16.08.2018

Neo-Klassik beim Berliner Pop-Kultur-Festival - alter Wein in mittelneuen Schläuchen

16.August 2018

Liebes Berliner Pop-Kultur-Festival,

gestern Abend habe ich dein „Commissioned Work“ von Henrik Schwarz & Alma Quartet namens „Plunderphonia“ gehört und gesehen. Im Programmbuch hast du versucht klarzustellen, daß diese Auftragsarbeit keine „Neo-Klassik“ sei, weil das für dich „einer der schlimmsten Ausdrücke der jüngeren Musikgeschichte“ sei. Nun ja, ich finde ja ehrlich gesagt, daß nicht der Ausdruck „Neo-Klassik“ das schlimmste ist, sondern die Musik, die sich dahinter verbirgt, aber wollen wir mal nicht kleinlich sein, vielleicht hast du einfach nicht sagen können, was du sagen wolltest.
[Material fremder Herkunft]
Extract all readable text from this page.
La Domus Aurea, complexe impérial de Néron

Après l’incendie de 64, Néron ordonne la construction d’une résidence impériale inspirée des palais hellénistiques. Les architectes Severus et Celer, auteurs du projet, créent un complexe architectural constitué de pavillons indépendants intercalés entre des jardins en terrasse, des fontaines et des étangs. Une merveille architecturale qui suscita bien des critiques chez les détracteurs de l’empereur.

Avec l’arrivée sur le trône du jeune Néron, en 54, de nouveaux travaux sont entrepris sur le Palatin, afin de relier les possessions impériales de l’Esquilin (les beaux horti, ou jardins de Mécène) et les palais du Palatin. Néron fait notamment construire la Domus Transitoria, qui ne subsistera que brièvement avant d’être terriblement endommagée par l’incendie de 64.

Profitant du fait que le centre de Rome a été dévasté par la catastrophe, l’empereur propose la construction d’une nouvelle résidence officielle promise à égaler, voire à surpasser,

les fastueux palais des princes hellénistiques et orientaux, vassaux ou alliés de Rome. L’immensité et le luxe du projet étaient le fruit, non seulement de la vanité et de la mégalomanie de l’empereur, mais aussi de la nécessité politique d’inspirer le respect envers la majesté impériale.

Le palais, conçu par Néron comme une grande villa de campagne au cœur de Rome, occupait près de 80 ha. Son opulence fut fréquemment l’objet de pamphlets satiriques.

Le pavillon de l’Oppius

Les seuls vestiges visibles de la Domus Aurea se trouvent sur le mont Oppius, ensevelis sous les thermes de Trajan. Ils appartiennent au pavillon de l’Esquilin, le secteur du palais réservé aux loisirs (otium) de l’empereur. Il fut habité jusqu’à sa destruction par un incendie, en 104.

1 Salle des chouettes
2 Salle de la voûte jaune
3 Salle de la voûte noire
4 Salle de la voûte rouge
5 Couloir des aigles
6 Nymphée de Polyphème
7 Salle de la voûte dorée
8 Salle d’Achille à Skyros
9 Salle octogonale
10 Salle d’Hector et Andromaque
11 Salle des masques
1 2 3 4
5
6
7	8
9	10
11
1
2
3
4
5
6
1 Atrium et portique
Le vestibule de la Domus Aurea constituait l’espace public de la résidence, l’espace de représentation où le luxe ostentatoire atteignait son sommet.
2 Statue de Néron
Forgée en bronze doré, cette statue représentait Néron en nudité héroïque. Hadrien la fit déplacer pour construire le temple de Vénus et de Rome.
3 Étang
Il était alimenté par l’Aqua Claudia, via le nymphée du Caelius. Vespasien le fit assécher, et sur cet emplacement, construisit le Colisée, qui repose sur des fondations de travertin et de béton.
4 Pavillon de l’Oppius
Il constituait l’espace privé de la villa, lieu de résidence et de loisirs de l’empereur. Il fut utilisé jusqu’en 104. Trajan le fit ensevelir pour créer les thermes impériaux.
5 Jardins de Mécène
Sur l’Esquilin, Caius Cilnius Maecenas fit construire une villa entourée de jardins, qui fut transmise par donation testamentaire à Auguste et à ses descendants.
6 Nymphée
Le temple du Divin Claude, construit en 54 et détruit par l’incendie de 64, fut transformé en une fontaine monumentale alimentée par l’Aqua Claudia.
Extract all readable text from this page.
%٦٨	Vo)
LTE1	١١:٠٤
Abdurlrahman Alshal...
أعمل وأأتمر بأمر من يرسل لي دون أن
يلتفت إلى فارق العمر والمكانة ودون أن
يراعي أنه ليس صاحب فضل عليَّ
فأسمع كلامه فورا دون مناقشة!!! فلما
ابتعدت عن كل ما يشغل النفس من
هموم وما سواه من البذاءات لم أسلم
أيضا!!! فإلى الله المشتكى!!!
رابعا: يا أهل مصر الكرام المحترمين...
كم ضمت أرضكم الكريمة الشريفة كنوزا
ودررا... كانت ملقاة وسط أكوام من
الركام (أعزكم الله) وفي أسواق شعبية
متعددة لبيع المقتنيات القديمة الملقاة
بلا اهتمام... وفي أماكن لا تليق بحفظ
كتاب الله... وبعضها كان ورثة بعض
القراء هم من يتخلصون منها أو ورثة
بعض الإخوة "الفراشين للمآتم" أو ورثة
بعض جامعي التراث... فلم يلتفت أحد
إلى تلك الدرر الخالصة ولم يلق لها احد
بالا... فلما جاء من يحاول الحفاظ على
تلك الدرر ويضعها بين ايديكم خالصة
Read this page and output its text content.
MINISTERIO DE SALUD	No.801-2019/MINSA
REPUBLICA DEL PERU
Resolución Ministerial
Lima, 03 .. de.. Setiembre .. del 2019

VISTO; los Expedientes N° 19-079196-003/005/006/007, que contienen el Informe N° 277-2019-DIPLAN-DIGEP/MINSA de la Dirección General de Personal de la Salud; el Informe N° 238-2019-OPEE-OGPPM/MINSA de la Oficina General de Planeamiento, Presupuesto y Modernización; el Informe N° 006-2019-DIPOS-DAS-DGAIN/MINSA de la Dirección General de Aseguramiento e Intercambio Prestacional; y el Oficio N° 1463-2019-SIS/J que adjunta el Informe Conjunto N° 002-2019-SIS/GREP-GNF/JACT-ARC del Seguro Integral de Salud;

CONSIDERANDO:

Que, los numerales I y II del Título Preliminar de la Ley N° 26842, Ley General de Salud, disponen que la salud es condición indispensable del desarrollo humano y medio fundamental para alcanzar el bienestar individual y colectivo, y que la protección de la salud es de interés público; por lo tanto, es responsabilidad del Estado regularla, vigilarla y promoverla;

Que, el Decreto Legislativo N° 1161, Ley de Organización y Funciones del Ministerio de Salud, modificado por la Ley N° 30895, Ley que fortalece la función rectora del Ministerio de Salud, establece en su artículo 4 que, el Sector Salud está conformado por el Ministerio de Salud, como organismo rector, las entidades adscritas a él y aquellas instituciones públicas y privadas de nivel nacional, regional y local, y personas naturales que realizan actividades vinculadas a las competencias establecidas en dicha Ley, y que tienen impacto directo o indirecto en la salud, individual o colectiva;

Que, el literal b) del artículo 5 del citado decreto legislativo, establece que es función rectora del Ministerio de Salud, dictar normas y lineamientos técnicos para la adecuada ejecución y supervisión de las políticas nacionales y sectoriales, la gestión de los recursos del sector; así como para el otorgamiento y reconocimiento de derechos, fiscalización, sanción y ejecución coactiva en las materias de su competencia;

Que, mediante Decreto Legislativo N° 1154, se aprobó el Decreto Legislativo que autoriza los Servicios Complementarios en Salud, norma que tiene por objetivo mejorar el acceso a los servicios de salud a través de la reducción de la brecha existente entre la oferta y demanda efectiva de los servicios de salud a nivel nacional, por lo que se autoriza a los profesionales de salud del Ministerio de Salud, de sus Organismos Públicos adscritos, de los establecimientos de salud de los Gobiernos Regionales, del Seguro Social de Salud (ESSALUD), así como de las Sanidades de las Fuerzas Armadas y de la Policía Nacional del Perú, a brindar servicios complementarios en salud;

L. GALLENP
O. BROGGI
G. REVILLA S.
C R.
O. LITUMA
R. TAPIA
Angeblich soll „Plunderphonia“ das „Ergebnis einer intensiven Beschäftigung mit einigen der aufwühlendsten und mitreißendsten Streichquartette der letzten Jahrhunderte“ sein. Die „interessantesten Stellen“ hat Henrik Schwarz „geplündert“, also „gesampelt, um sie dann wieder in Notenform zu überführen“. Mal abgesehen davon, daß dieser Halbsatz ausgesprochener Bullshit ist – aber zu hören waren gestern: ein paar Stellen aus Streichquartetten unter anderem von Bartók, Glass, Part, Barber (die Streichquartette der drei letztgenannten als „mitreißend“ zu bezeichnen, ist schon eine besondere Form von Inkompetenz, ihre Qualität liegt ganz woanders... auf einem meiner Berlin-Konzerte vor ein paar Jahren hat das Kronos Quartet Werke von Philip Glass zusammen mit dem Komponisten aufgeführt, hättet ihr euch mal ansehen sollen, vielleicht hättet ihr was verstanden, vielleicht auch nicht...), Schubert, Schostakowitsch und anderen – leider nur ein paar Stellen, und nicht das, worauf es in der Musik eigentlich ankommt, nämlich wie die Musik zu diesen Stellen gelangt ist, die Entwicklung dahin. Und wann immer es pathetisch wurde, kamen von den Keyboards dräuende Bass-Sounds hinzu, ganz wie im schlechten Kino, wenn die Wirkung, der man nicht traut, noch künstlich verstärkt werden muß – der erhobene musikalische Zeigefinger gewissermaßen. Und im Hintergrund waren vier Leuchtreklamen zu sehen, auf denen hin und wieder, man möchte allem Anschein doch Hochkultur sein, die Namen der geplünderten Komponisten aufschien.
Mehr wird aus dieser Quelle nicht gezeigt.